Overview[]
A computer-based monitoring system (also called an electronic monitoring system) automatically records statistics about the work of employees using computer or telecommunication equipment in their jobs. Such statistics might include number of keystrokes made, types of transactions completed, or time spent for each transaction, for example.
Privacy[]
Although many workers have expressed a feeling of privacy invasion when they are "constantly watched" by a machine, computer-based monitoring usually does not raise issues of privacy infringement in the strict legal sense. The workplace activities that are monitored by computer are primarily inherently public activities, many of which were subject to counting or supervision in other ways before computers became available. Privacy and access questions may arise, however, related to employees’ ability to see or challenge records concerning their work.
Fairness[]
The central workplace issues raised by monitoring are labor relations questions of fairness, dignity, autonomy, and control, and are greatly influenced by the labor-management relations climate of a given firm or industry.
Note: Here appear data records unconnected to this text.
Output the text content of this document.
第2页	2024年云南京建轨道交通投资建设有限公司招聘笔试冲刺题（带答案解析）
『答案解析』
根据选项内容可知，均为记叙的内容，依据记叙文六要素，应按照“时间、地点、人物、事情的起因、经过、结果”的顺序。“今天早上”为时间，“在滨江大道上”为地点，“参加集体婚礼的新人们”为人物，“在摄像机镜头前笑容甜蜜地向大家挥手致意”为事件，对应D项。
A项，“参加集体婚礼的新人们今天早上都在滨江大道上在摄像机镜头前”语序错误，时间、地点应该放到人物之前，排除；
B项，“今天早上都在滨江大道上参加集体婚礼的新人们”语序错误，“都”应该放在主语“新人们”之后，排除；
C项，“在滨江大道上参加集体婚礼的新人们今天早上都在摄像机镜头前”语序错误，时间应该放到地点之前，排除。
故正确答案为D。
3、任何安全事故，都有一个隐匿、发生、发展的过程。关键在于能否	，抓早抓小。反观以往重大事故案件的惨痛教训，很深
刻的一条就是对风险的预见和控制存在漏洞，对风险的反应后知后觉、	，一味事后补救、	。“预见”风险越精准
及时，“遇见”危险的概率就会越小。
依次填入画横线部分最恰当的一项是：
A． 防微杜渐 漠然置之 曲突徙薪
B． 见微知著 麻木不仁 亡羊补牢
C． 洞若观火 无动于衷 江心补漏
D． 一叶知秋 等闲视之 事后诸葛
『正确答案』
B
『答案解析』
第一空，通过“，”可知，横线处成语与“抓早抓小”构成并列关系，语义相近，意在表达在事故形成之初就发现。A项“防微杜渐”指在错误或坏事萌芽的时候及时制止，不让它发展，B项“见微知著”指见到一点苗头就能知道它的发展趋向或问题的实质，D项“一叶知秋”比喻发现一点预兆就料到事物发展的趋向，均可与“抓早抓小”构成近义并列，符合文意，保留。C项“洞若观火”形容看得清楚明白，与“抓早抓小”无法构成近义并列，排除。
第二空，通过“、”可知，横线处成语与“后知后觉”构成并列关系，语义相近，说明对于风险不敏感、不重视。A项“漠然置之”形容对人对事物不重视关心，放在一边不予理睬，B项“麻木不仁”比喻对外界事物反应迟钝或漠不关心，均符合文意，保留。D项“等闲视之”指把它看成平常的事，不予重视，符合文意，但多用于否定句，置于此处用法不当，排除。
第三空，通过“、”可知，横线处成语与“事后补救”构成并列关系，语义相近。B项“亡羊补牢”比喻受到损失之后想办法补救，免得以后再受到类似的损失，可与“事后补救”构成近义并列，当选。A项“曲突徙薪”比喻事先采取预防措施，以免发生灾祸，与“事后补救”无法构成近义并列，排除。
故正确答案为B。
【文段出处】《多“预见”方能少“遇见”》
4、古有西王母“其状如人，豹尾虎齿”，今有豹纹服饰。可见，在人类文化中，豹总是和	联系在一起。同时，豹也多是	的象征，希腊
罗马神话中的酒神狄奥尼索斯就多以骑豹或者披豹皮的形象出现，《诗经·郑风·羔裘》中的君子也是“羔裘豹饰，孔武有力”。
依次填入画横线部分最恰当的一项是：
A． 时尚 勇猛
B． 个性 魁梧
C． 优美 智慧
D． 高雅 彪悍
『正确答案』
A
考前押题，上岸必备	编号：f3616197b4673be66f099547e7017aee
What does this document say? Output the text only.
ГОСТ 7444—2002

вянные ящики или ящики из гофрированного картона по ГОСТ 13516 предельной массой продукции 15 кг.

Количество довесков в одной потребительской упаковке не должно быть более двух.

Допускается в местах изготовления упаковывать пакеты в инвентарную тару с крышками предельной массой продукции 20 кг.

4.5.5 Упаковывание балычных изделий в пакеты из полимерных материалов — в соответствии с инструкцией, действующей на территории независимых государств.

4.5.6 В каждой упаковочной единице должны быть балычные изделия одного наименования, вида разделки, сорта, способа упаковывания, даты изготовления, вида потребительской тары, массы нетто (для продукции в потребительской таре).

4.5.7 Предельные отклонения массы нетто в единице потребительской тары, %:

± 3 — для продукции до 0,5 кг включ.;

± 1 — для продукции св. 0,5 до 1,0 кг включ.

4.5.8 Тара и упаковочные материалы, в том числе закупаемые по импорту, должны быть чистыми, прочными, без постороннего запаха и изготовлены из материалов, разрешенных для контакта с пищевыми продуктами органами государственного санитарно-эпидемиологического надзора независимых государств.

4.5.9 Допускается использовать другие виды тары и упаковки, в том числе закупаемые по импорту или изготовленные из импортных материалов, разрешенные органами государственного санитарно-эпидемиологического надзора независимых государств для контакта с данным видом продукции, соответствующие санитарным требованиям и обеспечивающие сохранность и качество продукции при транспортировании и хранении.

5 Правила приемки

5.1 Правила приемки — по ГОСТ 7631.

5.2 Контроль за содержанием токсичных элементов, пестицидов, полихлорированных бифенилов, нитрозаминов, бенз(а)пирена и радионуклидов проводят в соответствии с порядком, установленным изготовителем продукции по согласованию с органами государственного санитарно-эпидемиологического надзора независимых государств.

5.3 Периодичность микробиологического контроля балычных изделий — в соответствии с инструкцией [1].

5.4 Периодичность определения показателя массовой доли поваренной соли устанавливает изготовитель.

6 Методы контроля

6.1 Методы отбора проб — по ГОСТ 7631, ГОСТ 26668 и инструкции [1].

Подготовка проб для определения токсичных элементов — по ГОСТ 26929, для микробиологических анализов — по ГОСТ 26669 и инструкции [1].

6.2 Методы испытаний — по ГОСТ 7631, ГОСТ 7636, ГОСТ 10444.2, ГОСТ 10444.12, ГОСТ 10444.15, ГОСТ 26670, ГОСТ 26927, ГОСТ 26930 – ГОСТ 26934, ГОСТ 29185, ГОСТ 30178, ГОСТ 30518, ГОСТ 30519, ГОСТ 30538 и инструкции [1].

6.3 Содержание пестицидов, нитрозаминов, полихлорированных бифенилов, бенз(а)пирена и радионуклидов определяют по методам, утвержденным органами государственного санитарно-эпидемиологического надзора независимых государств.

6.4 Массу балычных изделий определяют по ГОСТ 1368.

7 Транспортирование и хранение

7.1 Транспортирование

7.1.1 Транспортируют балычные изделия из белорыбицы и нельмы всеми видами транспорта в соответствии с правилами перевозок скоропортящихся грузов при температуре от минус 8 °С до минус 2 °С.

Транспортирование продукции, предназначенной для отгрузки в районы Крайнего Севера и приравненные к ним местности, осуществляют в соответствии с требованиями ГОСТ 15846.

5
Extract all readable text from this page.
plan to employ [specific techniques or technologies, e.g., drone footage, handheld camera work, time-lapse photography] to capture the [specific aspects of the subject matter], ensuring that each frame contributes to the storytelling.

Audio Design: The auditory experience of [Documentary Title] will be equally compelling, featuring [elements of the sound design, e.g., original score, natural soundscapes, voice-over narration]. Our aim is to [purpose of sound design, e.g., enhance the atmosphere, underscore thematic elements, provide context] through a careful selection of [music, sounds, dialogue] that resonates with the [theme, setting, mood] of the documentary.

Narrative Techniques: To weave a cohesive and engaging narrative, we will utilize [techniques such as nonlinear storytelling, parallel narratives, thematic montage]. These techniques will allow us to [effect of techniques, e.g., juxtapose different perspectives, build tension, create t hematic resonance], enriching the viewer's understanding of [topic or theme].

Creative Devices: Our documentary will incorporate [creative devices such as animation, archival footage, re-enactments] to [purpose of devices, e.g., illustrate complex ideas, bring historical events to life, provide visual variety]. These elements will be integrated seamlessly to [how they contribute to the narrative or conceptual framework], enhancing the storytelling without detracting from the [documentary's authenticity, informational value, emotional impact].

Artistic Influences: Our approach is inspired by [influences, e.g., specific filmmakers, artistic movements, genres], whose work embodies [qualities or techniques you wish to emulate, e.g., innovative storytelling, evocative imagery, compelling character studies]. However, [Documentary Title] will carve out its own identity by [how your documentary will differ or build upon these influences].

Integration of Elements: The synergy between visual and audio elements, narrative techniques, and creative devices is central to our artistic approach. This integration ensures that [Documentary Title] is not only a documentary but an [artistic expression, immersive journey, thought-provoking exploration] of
The effects of computer-based monitoring depend on how it is used. Allegations of "unfair" or "abusive" monitoring usually focus on questions like high or increasing quotas, inappropriate work standards or punitive use of monitoring information by supervisors.
Computer-based monitoring appears most likely to be opposed or resented by employees when they perceive that it is used unfairly or when it is imposed without their understanding or participation. Conversely, in some workplaces employees accept electronic monitoring as a tool that helps them get control of their own work and ensures that their supervisors evaluate them on the basis of fair criteria.
Stress[]
An additional issue is the possibility that monitoring contributes to employee stress by creating a feeling of being watched or by creating pressure to work at high speed. There is some research on effects of computer-based monitoring, but it generally fails to separate the effects of monitoring from those of job design, equipment design, lighting, workload, machine pacing, and other potentially stressful aspects of work in offices where computerized equipment is used.